Ce mot est presque vide de sens dans nos institutions ecclésiastiques, ou plutôt dans le caractère que le temps leur a donné. La discipline est à l’ordre ecclésiastique ce que la police est à l’ordre civil ; mais le citoyen, bon gré mal gré, est assujetti à la loi : il n’en est pas ainsi du membre de l’Eglise ; et quand la loi de l’Eglise n’a plus la sanction de l’opinion, on peut dire qu’elle n’est plus loi. L’exécution des peines disciplinaires n’a plus ni garantie civile, ni conséquences extérieures ; ainsi la sanction du dehors ne supplée pas à celle du dedans : en un mot, la discipline manque d’un point d’appui. Il ne reste plus que ce que le pasteur s’attribue individuellement et ce qu’on accepte individuellement. Et il faut bien convenir que le peu qui reste, à travers un affranchissement extérieur si complet, est meilleur à proportion du peu.
On ne peut se dispenser de rendre les ministres attentifs à un écueil que tel d’entre eux ne soupçonne pas même. Les remontrances ou répréhensions, qui sont une partie de la discipline pastorale, s’exercent beaucoup plus aisément sur les pauvres et les chétifs que sur les riches et les grands. On est tenté de peser très fort sur les uns pour n’appuyer que légèrement sur les autres. Cela ne fait pas compensation. Et le pasteur n’est digne de sa mission que lorsqu’il fait valoir son autorité envers toutes les âmes indistinctement, qui ne sont pour lui que des âmes. D’où il ne faut pourtant pas conclure qu’aucune distinction, dans la manière et dans la forme, ne doive être observée. Les mêmes moyens ont une différente valeur selon la personne à laquelle on les applique ; et l’on pourrait, dans l’intention de respecter l’égalité, traiter les âmes fort inégalement.

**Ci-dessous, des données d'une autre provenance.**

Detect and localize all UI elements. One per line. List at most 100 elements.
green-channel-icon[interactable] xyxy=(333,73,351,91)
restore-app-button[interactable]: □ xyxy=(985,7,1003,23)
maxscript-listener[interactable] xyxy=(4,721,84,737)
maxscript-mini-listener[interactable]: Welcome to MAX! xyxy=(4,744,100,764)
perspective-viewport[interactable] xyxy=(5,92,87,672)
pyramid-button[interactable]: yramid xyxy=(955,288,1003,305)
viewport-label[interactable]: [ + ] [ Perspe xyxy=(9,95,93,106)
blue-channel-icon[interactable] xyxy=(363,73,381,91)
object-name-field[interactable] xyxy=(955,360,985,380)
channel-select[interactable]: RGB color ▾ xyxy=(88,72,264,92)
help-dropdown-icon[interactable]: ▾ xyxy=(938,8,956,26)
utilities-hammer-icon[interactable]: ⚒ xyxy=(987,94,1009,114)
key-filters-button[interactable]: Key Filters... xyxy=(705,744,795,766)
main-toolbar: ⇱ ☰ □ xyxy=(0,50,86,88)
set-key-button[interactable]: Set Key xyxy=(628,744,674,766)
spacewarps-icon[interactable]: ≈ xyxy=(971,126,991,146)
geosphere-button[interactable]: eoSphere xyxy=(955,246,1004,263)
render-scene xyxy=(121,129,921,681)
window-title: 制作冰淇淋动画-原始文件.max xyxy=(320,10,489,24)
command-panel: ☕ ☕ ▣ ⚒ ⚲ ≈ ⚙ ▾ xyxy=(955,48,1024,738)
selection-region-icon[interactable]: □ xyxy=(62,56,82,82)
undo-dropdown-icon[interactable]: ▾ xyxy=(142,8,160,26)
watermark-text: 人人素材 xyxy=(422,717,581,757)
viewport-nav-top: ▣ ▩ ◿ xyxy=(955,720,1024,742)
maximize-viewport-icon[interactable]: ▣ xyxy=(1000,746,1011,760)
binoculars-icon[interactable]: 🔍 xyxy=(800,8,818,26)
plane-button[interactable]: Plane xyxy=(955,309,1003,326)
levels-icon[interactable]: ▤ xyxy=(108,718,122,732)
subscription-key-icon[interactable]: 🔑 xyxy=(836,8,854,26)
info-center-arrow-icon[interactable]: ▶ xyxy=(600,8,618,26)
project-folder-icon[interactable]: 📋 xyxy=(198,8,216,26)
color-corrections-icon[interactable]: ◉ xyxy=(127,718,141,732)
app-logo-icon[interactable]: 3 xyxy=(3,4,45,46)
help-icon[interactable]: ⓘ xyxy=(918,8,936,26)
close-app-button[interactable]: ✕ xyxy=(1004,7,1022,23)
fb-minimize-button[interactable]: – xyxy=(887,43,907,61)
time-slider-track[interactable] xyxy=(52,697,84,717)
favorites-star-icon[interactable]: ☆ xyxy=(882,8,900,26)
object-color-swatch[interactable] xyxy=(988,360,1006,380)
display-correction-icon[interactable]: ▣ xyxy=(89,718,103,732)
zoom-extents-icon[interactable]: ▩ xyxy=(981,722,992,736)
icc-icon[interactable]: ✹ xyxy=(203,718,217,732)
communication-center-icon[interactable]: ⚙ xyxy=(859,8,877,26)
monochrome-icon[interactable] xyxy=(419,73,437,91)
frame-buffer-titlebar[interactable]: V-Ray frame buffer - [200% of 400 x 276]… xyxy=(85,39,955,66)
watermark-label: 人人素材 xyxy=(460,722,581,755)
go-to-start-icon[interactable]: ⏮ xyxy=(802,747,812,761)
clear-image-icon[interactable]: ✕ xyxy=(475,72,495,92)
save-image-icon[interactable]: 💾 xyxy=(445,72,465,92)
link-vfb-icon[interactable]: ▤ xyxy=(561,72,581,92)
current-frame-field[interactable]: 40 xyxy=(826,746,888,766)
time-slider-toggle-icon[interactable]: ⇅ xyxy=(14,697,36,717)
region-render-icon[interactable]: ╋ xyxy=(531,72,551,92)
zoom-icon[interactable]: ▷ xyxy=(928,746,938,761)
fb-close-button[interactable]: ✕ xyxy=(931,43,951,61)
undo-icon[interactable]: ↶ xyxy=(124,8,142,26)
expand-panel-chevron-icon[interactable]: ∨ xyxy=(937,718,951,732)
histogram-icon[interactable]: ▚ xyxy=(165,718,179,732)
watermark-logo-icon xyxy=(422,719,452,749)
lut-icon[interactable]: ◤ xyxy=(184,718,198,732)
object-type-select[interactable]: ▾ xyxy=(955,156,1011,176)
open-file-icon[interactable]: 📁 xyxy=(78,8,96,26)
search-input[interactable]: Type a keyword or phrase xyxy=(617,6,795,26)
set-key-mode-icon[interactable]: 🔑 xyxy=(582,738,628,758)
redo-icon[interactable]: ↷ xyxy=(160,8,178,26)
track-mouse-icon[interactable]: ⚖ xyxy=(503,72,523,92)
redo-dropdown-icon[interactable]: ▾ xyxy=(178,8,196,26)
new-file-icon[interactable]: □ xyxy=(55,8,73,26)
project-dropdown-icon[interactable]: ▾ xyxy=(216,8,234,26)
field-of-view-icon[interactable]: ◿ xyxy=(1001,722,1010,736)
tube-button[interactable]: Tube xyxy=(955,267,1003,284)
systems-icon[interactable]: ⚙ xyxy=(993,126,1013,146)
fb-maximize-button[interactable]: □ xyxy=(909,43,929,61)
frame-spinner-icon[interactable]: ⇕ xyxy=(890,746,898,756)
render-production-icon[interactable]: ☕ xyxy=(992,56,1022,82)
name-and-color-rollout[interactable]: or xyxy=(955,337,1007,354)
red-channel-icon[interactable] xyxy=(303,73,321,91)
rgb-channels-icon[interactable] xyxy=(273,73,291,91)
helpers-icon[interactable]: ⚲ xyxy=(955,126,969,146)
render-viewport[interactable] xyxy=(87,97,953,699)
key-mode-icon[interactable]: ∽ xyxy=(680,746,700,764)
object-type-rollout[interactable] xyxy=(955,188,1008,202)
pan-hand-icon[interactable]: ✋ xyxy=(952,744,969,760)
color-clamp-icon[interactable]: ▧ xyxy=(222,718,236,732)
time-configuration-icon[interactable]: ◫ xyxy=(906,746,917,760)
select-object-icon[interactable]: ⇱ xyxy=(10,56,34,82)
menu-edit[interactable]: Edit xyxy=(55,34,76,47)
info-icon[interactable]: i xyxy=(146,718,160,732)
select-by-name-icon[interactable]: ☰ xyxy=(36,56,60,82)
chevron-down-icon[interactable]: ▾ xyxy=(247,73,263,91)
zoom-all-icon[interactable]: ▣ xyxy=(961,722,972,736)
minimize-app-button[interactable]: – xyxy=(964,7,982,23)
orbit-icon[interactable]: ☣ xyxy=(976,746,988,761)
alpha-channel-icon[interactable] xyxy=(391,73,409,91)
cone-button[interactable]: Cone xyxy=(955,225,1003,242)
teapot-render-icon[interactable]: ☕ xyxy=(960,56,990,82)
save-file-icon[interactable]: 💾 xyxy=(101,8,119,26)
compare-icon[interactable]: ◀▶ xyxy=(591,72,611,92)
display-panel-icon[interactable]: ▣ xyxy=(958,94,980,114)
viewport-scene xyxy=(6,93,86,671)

L’excommunication proprement dite ne saurait avoir lieu dans une Eglise qui est expressément l’Eglise de tout le monde. Les communiants n’ont de juges qu’eux-mêmes. C’est à eux de prendre garde de manger et de boire leur condamnation à la table de Jésus-Christ. Là où l’Eglise appartient au peuple politique, et où le consentement général a cessé d’appuyer les rigueurs de la discipline, on ne peut pas songer à l’exercer, à moins de rétablir les conditions de son existence, ce qui ne peut se faire que sur un autre terrain. Le devoir du pasteur n’en est pas moins d’écarter de la cène, par des représentations faites en particulier, les individus qu’il juge ne pouvoir sans danger participer, à ce repas sacré, et de les avertir collectivement du haut de la chaire. La même règle, et nulle autre, s’applique aux officiants.